Mr. Nelson said it seems that back in 2017 there were many properties selling for under $1 million, while today properties for less than $1 million don’t exist.

While a layperson might see that sales under $1 million are fewer and conclude that people aren’t buying homes at the lower end, the reality is that there is no lower end, he explained. “Those homes are few and far between now,” he said. “They’ve all been purchased.”

With the New York State foreclosure moratorium scheduled to end August 31, Mr. Nelson doesn’t anticipate a bad effect on the housing market. Many owners either paid all cash or only took a mortgage because the interest rates were so favorable, he said. “If someone truly was at a loss, they could just list it and sell it and get out,” he pointed out.

The Elliman Report found that listing inventory is at its third-lowest level in nearly 15 years, and the market’s pace is the fastest it’s been in 15 years. Occurrences of bidding wars rose annually to their second-highest rate in the five years that indicator has been tracked.

“This has been 17 months of an incredibly strong continuous market, and our agents are doing such an incredible job getting people in these homes and getting new homes on the market,” said Todd Bourgard, Douglas Elliman’s senior executive regional manager of sales for the Hamptons.

At the end of the second quarter, 1,039 single-family homes were on the market, a 42 percent decline from the year prior, the Elliman Report states. Meanwhile, the listing discount — the difference between the last asking price and the final sales prices — reduced from 13 percent to 6.3 percent.

These days, just through word of mouth, some homes get three or four offers before they have even hit the market, Mr. Bourgard said. “We’re still finding ourselves in multiple-offer situations at all the price points.”

He noted that Douglas Elliman has closed more dollar sales volume in 2021 so far than it has for all of 2019 — almost $500 million more. “To be above and beyond that already, half-way through, is a real indicator of what’s going on out here,” he said.

People who have rented in the Hamptons before and know what it has to offer are now realizing that they can live out here and work from home, according to Mr. Bourgard.
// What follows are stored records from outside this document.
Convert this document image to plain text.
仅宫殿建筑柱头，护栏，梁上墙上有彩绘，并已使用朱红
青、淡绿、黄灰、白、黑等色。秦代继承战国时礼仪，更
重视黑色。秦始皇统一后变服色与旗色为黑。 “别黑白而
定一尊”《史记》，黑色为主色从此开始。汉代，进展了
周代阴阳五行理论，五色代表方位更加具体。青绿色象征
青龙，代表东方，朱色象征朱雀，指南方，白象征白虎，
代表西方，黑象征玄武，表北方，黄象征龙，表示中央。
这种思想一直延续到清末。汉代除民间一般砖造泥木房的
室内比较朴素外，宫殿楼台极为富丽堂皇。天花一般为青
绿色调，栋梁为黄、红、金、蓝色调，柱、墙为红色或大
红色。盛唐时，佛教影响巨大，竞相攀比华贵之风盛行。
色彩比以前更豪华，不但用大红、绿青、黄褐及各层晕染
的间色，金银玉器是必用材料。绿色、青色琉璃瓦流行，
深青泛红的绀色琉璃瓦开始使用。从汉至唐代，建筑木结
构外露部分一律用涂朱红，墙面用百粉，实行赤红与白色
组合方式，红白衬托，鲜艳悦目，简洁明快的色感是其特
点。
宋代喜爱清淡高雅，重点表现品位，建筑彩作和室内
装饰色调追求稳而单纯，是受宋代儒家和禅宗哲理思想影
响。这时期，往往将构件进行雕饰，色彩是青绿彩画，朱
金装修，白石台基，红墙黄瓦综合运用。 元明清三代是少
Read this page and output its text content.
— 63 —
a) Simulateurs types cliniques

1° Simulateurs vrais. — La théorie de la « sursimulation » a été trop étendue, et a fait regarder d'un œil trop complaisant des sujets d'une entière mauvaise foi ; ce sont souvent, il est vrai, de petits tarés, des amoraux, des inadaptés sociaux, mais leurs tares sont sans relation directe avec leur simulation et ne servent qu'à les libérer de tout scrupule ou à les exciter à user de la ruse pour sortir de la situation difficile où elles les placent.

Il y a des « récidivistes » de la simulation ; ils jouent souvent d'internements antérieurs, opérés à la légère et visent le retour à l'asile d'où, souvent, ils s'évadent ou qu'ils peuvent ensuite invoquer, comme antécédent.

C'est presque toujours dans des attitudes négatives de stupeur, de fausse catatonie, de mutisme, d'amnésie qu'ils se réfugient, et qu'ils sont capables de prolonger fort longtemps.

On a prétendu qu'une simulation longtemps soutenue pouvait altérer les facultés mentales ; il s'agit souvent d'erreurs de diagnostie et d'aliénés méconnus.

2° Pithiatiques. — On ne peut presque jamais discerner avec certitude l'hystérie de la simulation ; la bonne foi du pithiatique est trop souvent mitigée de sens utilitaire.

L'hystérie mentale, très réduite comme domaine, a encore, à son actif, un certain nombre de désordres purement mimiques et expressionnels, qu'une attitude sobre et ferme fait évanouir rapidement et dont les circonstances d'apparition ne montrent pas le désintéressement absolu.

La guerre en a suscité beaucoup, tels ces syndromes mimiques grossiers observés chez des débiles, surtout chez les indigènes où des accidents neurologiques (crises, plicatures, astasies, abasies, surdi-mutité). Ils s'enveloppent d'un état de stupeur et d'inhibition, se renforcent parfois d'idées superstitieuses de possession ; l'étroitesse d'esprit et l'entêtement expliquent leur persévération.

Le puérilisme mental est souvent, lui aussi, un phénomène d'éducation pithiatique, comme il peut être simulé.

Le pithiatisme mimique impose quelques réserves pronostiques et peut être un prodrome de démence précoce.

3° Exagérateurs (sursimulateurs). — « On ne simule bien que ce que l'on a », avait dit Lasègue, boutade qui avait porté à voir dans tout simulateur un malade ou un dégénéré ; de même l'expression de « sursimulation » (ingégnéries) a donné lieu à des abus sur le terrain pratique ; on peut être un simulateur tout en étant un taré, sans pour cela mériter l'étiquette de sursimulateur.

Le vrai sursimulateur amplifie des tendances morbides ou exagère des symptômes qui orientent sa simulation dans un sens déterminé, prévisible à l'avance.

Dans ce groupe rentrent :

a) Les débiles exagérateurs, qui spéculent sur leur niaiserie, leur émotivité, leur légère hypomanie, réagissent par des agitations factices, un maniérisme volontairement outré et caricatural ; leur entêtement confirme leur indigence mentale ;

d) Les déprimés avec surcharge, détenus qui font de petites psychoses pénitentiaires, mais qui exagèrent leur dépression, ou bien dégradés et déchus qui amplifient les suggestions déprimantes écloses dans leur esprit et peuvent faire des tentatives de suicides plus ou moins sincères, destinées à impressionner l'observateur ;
“The quality of life is what’s bringing them out here,” he said. “It’s a beautiful place. Why should we just use it a few months a year? This is a beautiful place 12 months a year.”

Restaurants and retail are busy, gyms are full and contractors are working, he said. “I see this as a huge plus for the economy on the East End.”

He attributes the median sales price — $1.5 million for a single-family home, according to the Elliman Report — to very low inventory, high consumer demand and very low mortgage interest rates.

While the market has calmed, he sees no slowdown. There are still many buyers eager to make a purchase, as indicated by the number of multiple bids there are on homes, he said.

As far as new inventory goes, Mr. Bourgard said some Hamptons homeowners who wish to upgrade locally are hesitant to put their homes up on the market because their options for a new home are limited.

There are starter homes to be had for local year-rounders, according to Mr. Bourgard, who said the buyers just need to be ready to move as soon as the home comes on the market. “It’s not like you can go out and view 15 homes anymore,” he advised. “If something good comes on the market, and you like it, you have to make that move. And those are still available because interest rates are still very low. So that really helps the costs.”

Houses are moving as soon as they come on the market because agents are pricing the homes properly, he said. “When they do that, they sell, and in this time of market, they sell quickly.” In many instances, the house will even get above the asking price, he added.

Ernest Cervi, the regional senior vice president for the East End at The Corcoran Group, said this is the seventh quarter in a row that sales increased year-over-year on the East End.

“At this point, the only thing slowing down the market is our very limited inventory,” he said. “As we all know, the summer season is really when the Hamptons shine and discerning buyers are proving that they are willing to pay for their piece of the East End lifestyle.”